In Antoine Duhamel’s “Loud Friction Painting” we are introduced to a disquieting and sordid cast of caricatures at the extreme margins of human comedy. In these graphic and meticulously composed paintings, Duhamel features portraits and nudes; iconic subjects throughout the history of western art. Yet Duhamel’s simplification of shapes and blunt use of highly contrasted colours challenge the usual syntax of representation. Through these painterly gestures, Duhamel liberates his subjects from the original contexts and historical references that would normally orient the viewer’s interpretation of what he or she sees.
In American Nude the shifting fields of color between a woman’s golden yellow face, puke green torso and purple genitals fragment our reading of the body and swing us a step away from the obvious.
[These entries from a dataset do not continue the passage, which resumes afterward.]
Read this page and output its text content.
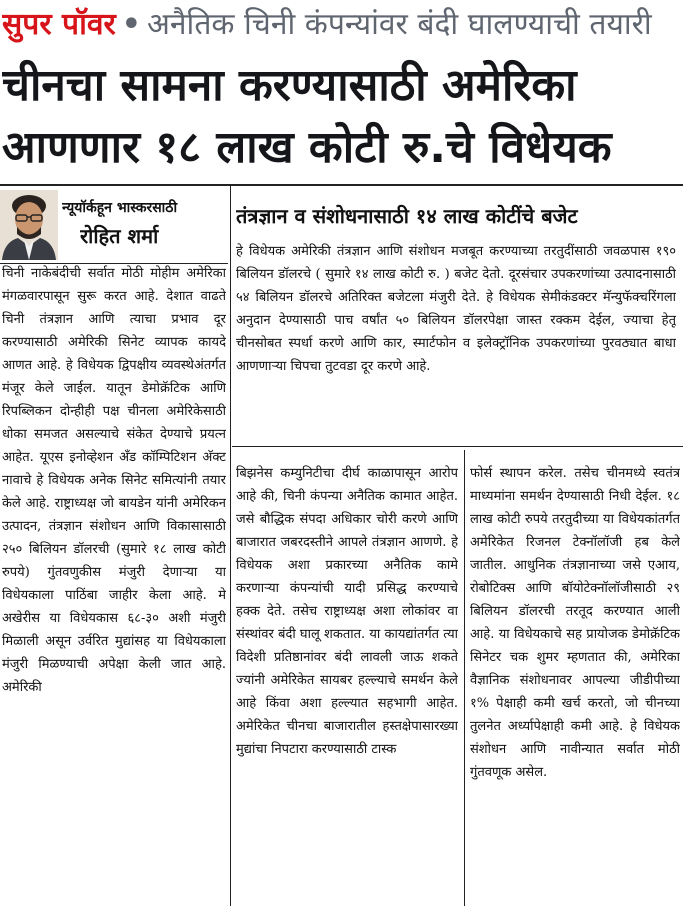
सुपर पॉवर • अनैतिक चिनी कंपन्यांवर बंदी घालण्याची तयारी
चीनचा सामना करण्यासाठी अमेरिका
आणणार १८ लाख कोटी रु.चे विधेयक
न्यूयॉर्कहून भास्करसाठी
रोहित शर्मा
तंत्रज्ञान व संशोधनासाठी १४ लाख कोटींचे बजेट
हे विधेयक अमेरिकी तंत्रज्ञान आणि संशोधन मजबूत करण्याच्या तरतुदींसाठी जवळपास १९० बिलियन डॉलरचे ( सुमारे १४ लाख कोटी रु. ) बजेट देतो. दूरसंचार उपकरणांच्या उत्पादनासाठी ५४ बिलियन डॉलरचे अतिरिक्त बजेटला मंजुरी देते. हे विधेयक सेमीकंडक्टर मॅन्युफॅक्चरिंगला अनुदान देण्यासाठी पाच वर्षांत ५० बिलियन डॉलरपेक्षा जास्त रक्कम देईल, ज्याचा हेतू चीनसोबत स्पर्धा करणे आणि कार, स्मार्टफोन व इलेक्ट्रॉनिक उपकरणांच्या पुरवठ्यात बाधा आणणाऱ्या चिपचा तुटवडा दूर करणे आहे.
चिनी नाकेबंदीची सर्वात मोठी मोहीम अमेरिका मंगळवारपासून सुरू करत आहे. देशात वाढते चिनी तंत्रज्ञान आणि त्याचा प्रभाव दूर करण्यासाठी अमेरिकी सिनेट व्यापक कायदे आणत आहे. हे विधेयक द्विपक्षीय व्यवस्थेअंतर्गत मंजूर केले जाईल. यातून डेमोक्रॅटिक आणि रिपब्लिकन दोन्हीही पक्ष चीनला अमेरिकेसाठी धोका समजत असल्याचे संकेत देण्याचे प्रयत्न आहेत. यूएस इनोव्हेशन अँड कॉम्पिटिशन अ‍ॅक्ट नावाचे हे विधेयक अनेक सिनेट समित्यांनी तयार केले आहे. राष्ट्राध्यक्ष जो बायडेन यांनी अमेरिकन उत्पादन, तंत्रज्ञान संशोधन आणि विकासासाठी २५० बिलियन डॉलरची (सुमारे १८ लाख कोटी रुपये) गुंतवणुकीस मंजुरी देणाऱ्या या विधेयकाला पाठिंबा जाहीर केला आहे. मे अखेरीस या विधेयकास ६८-३० अशी मंजुरी मिळाली असून उर्वरित मुद्यांसह या विधेयकाला मंजुरी मिळण्याची अपेक्षा केली जात आहे. अमेरिकी
बिझनेस कम्युनिटीचा दीर्घ काळापासून आरोप आहे की, चिनी कंपन्या अनैतिक कामात आहेत. जसे बौद्धिक संपदा अधिकार चोरी करणे आणि बाजारात जबरदस्तीने आपले तंत्रज्ञान आणणे. हे विधेयक अशा प्रकारच्या अनैतिक कामे करणाऱ्या कंपन्यांची यादी प्रसिद्ध करण्याचे हक्क देते. तसेच राष्ट्राध्यक्ष अशा लोकांवर वा संस्थांवर बंदी घालू शकतात. या कायद्यांतर्गत त्या विदेशी प्रतिष्ठानांवर बंदी लावली जाऊ शकते ज्यांनी अमेरिकेत सायबर हल्ल्याचे समर्थन केले आहे किंवा अशा हल्ल्यात सहभागी आहेत. अमेरिकेत चीनचा बाजारातील हस्तक्षेपासारख्या मुद्यांचा निपटारा करण्यासाठी टास्क
फोर्स स्थापन करेल. तसेच चीनमध्ये स्वतंत्र माध्यमांना समर्थन देण्यासाठी निधी देईल. १८ लाख कोटी रुपये तरतुदीच्या या विधेयकांतर्गत अमेरिकेत रिजनल टेक्नॉलॉजी हब केले जातील. आधुनिक तंत्रज्ञानाच्या जसे एआय, रोबोटिक्स आणि बॉयोटेक्नॉलॉजीसाठी २९ बिलियन डॉलरची तरतूद करण्यात आली आहे. या विधेयकाचे सह प्रायोजक डेमोक्रॅटिक सिनेटर चक शुमर म्हणतात की, अमेरिका वैज्ञानिक संशोधनावर आपल्या जीडीपीच्या १% पेक्षाही कमी खर्च करतो, जो चीनच्या तुलनेत अर्ध्यापेक्षाही कमी आहे. हे विधेयक संशोधन आणि नावीन्यात सर्वात मोठी गुंतवणूक असेल.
The body is not accessible in a standard way as Duhamel’s application of colour antagonizes normal perception. Her body reduced to chunks of colour, is both a casually pornographic image and a representation of the objectification inherent to desire itself. What emerges is the potential for a differentiation between the intellectual conclusions and the emotional reflections evoked by the painting.
Centerpiece in the exhibition, in Head of a Man the larger then life face of a nazi officer represents more than its historical or political symbolism. His red face resembling a thick steak, as well as his obsessive eyes, are a monument to a certain morbid virility closely associated with the very notion of power. In this way Antoine Duhamel activates the emotional charge of his subjects in order to touch on fundamental themes of human sensibility such as the need for power, guilt, and desire.
“Loud Friction Painting” has been curated by Whippersnapper Gallery and consists of 10 pieces hung between two galleries; Whippersnapper Gallery and Function 13 (156 Augusta).